Clarke's team produced "official" reports of incidents that were handed out to correspondents gathering each day in Dublin Castle. In this way, the British tried to dominate the reporting of the war in Ireland.

Whatever about then, British propaganda on the Tan War has become part of the "historical narrative" today, said Murphy.

Damage limitation

A good example is British 'damage limitation' after Dublin's Bloody Sunday, on 21 November 1921. Michael Collins had ordered the assassination of British Intelligence agents that morning. Later that afternoon, British troops mowed down 12 members of the public and GAA player Seán Hogan in Croke Park.

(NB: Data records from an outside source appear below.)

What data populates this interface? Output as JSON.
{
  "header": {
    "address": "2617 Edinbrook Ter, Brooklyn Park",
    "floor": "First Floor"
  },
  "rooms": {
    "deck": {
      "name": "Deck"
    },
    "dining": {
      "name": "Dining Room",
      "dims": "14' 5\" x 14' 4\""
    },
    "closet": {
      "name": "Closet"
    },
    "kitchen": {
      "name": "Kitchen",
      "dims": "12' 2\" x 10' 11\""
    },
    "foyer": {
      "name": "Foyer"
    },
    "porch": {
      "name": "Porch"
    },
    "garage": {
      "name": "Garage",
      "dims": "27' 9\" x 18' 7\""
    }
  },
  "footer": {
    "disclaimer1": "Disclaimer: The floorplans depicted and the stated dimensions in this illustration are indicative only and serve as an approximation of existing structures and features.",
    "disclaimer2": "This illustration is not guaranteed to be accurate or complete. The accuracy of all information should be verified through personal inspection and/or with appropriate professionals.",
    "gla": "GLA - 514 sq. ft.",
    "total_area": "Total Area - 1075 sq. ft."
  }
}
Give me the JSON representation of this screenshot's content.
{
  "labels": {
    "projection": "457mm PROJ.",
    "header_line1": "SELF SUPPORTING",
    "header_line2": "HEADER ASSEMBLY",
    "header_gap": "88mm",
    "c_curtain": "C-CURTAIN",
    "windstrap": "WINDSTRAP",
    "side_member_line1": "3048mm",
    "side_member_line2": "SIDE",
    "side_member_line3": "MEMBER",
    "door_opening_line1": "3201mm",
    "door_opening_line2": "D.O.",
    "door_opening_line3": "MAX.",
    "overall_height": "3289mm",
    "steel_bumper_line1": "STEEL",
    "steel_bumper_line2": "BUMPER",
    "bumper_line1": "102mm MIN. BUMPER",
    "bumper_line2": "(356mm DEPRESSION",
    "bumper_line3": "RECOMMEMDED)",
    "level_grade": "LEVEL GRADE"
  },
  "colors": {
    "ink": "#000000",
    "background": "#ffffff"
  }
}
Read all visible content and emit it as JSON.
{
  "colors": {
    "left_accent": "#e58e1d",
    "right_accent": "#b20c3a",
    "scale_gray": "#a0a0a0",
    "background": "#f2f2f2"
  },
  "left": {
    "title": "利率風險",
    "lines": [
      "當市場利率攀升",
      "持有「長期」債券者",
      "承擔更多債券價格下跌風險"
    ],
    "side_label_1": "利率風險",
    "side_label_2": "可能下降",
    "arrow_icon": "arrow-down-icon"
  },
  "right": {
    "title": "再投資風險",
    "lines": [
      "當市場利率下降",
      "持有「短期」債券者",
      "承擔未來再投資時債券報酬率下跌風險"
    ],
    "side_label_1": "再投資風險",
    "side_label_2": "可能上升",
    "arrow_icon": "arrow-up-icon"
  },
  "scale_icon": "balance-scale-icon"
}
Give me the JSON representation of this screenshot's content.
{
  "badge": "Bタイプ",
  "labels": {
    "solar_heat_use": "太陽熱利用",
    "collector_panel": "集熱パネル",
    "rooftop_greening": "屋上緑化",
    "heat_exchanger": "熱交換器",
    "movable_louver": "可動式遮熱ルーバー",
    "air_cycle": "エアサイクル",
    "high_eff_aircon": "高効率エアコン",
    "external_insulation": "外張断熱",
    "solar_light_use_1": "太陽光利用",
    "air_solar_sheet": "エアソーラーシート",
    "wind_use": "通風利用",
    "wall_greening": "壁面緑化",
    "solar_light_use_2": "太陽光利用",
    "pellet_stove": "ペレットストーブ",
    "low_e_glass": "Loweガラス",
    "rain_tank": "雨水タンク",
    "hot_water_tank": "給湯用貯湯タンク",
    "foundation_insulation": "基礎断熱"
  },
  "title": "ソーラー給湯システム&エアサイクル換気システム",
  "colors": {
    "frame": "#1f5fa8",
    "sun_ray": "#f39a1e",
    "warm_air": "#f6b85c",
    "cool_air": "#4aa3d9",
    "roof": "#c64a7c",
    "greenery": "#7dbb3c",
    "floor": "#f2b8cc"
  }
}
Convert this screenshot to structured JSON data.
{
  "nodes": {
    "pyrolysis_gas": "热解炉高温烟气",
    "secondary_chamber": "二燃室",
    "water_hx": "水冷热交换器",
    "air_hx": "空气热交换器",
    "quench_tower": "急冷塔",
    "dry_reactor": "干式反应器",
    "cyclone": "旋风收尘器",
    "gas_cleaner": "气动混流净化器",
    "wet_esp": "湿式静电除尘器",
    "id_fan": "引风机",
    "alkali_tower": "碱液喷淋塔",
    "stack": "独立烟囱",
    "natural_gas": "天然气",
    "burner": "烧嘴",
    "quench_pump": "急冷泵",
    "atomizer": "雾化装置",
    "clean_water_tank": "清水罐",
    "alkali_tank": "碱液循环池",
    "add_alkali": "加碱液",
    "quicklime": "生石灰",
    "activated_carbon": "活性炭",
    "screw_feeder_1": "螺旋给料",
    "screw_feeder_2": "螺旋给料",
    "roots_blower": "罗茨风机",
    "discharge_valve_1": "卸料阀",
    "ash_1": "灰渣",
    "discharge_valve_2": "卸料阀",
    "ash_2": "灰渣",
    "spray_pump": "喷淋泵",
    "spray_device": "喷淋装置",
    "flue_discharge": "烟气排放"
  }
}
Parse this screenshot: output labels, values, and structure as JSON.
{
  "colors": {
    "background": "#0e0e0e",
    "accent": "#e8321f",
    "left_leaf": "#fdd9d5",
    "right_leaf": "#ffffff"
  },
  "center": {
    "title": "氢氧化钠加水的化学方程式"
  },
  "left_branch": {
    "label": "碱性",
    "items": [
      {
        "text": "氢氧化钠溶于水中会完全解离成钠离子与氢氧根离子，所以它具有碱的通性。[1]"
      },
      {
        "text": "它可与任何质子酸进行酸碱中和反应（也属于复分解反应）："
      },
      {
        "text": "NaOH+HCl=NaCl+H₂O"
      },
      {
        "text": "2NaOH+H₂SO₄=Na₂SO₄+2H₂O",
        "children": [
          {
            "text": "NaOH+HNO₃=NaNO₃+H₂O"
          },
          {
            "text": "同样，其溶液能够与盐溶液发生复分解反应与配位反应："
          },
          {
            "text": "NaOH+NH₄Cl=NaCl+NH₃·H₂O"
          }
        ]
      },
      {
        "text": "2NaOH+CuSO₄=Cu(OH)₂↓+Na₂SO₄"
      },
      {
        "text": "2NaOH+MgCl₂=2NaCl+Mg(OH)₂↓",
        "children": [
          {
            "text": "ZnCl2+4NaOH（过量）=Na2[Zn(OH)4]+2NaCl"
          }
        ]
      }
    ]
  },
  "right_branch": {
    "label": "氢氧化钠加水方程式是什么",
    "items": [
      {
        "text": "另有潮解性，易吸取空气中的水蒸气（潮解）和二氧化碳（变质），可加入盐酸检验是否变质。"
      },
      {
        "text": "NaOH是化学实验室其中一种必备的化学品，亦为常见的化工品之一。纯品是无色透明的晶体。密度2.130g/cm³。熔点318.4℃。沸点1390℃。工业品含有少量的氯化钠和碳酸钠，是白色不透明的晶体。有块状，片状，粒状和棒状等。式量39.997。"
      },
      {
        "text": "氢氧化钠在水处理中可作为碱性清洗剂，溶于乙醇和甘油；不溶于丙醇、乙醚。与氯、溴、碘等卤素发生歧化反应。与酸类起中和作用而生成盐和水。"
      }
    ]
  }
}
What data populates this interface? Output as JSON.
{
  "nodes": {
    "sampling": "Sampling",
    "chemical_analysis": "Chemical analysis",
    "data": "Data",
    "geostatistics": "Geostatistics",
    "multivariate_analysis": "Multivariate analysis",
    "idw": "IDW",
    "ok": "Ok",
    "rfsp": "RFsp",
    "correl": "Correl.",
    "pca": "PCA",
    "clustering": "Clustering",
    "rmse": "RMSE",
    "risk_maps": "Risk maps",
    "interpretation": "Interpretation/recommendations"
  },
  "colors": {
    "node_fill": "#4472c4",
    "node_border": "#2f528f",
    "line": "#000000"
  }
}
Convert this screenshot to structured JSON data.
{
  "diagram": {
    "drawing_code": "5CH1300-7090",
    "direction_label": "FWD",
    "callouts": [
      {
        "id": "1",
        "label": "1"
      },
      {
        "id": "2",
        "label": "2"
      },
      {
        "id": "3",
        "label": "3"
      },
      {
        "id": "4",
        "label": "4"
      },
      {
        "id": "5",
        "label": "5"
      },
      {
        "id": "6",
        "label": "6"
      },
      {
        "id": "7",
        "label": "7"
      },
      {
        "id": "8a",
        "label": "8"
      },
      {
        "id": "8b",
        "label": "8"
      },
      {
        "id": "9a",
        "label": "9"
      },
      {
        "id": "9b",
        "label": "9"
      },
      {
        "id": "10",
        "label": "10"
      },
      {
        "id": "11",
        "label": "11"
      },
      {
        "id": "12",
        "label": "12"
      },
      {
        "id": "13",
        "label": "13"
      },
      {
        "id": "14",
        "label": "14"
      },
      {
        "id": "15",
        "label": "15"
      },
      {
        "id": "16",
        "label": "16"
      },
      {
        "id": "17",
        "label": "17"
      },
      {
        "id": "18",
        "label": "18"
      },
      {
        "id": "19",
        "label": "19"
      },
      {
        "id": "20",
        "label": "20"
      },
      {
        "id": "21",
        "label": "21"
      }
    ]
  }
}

Clarke concocted a report suggesting that those shot by Collins were mainly involved in 'legal' work. Murphy described how the lie was constructed and disseminated. Murphy said that Roy Foster's reference in Modern Ireland to "unarmed British officers" being killed "on suspicion of their being Intelligence operatives" was Clark's version of events. Even the official British Record of the Rebellion stated: "The murder of 21 November temporarily paralysed the Special Branch. Several of its most efficient members were murdered." Roy Foster preferred British spin over British fact.

Killing Kilmichael

Murphy also discussed a controversy that has been simmering for six years, since the publication of Peter Hart's The IRA and its Enemies (Winner of the 1998 Ewart Biggs prize). Hart published 'evidence' that Tom Barry 'lied' about the Kilmichael Ambush. Hart also alleged that Protestants were shot because of their religion in Dunmanway in April 1922. In his new history of Ireland Diarmaid Ferriter regurgitated both the Kilmichael and the Dunmanway allegations.

Hart's allegations were promoted by Eoghan Harris, Kevin Myers (who Hart thanks in his book), and anyone dimwitted or predisposed enough to take Hart's work seriously.

Hart discredited

The publication of Meda Ryan's Tom Barry, IRA Freedom Fighter (Mercier 2003), saw Hart exposed. The media ignored her book, unlike Hart's.

Meda Ryan examined Hart's evidence in minute detail and found it wanting in several respects. She also exposed for the first time the role of a paramilitary group around the town of Bandon that engaged in collusion with the RIC and Auxiliaries, going out on raids to identify, torture and shoot suspected republicans. In a forerunner of the collusion seen in the North of Ireland, sectarian loyalists were left high and dry by British troops, who left informers' and spies' names behind after they evacuated Dunmanway Workhouse.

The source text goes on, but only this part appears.